A confession & a promise

I have a confession:

I am a liar.

Not the kind you’re thinking of. I was cured of telling bold-faced, purposeful falsehoods at a very young age. It’s a tragic story involving a 5-year-old girl, a fabricated birthday party and, later, the resultant denial of ice cream. I’ll tell you about it sometime.

I’m guilty of a different kind of dishonesty. It’s nothing you haven’t heard about before. In the social media age, many of us are guilty of presenting our lives to the world dressed to perfection. I’m not so sure that it’s always a bad thing, either. Sometimes we need to see alternate versions of ourselves, the world, and the people around us. Something different from the ones we wake up to everyday.

Call it a coping mechanism. Yes, an unhealthy one, but something you can lean on, a brief respite when your reality is too big and too scary to face.

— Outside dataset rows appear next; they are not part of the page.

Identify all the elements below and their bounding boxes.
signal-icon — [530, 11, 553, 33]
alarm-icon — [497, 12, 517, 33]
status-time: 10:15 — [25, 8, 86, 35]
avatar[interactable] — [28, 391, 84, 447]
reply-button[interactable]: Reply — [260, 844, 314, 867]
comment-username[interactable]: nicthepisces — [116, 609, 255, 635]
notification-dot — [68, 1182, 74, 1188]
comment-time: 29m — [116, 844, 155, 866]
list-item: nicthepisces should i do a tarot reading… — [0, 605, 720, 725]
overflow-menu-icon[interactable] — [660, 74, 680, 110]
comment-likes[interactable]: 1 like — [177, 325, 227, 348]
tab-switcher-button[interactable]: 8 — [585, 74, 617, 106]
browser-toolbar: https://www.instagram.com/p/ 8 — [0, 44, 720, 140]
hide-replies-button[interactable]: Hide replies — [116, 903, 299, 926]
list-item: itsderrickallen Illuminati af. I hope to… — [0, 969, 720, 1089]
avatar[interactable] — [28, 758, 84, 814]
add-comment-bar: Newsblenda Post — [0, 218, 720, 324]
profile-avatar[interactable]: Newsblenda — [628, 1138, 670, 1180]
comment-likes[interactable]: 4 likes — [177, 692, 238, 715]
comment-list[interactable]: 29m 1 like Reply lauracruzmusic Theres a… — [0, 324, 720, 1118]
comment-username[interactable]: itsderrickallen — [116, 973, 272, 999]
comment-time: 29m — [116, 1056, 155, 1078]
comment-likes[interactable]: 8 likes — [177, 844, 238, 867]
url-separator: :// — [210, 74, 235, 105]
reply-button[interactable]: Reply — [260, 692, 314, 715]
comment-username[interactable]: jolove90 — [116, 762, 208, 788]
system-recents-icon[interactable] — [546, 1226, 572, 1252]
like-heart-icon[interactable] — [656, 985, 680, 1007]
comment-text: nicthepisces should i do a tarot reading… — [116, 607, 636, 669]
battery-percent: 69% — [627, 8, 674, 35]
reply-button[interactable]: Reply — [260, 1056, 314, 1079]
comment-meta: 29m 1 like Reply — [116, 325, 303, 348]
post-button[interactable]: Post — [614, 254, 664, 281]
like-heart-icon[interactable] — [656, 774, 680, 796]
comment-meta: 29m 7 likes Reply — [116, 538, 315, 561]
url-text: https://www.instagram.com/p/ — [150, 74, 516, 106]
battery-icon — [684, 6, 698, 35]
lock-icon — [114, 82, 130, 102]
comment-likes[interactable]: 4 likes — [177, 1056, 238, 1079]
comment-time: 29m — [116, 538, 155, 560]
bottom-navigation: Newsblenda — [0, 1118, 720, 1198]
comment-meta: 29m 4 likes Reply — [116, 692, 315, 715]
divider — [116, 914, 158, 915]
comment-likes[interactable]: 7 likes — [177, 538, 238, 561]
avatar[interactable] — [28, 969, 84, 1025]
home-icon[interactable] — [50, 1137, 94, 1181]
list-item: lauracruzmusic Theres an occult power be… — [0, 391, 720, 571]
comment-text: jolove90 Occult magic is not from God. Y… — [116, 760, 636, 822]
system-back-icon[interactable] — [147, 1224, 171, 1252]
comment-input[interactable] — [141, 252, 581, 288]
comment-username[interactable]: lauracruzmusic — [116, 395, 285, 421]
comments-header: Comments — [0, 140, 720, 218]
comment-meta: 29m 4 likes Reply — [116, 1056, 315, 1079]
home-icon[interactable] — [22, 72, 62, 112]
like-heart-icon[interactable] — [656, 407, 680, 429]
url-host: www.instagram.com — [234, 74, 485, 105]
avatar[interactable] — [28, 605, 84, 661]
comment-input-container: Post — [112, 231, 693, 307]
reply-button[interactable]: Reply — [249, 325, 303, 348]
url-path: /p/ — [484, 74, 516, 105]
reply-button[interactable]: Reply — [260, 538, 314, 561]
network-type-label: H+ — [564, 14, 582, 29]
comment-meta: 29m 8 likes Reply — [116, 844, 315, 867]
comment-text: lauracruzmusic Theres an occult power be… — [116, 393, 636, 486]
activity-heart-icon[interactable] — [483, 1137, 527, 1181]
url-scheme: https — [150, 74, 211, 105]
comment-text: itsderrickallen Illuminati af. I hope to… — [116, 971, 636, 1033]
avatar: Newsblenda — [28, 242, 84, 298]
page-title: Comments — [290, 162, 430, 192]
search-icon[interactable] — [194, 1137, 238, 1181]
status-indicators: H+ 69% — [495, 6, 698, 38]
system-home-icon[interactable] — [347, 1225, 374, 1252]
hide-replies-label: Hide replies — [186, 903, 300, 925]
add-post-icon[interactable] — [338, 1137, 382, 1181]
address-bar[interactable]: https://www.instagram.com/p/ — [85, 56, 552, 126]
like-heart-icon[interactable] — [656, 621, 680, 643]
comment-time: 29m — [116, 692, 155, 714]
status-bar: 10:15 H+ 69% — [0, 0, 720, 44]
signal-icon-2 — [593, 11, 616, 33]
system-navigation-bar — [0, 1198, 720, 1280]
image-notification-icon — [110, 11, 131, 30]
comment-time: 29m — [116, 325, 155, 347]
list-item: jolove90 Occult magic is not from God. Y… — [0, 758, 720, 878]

But…I think I’m ready to own it now, even though everyone close to me already knows. Has known, for a while.

And yet, it’s so hard to say.

I am divorced.

There. I was going to type “a single mother,” but the small inward relief I felt told me instantly that that wouldn’t be the whole truth. That’s not the more difficult truth, the one that I wish didn’t exist. Am I a mother? Yes. Am I single? Yes. But I was not made so by accident.

I chose this.

That’s all I really have to say at the moment. The whys and hows can wait, perhaps (probably) indefinitely. I reserve the right to keep the details to myself, but I can make one promise. To myself, more than to anyone who may read this.

Whatever I do say, whatever glimpse of my life I choose to share with the world, it will be the truth.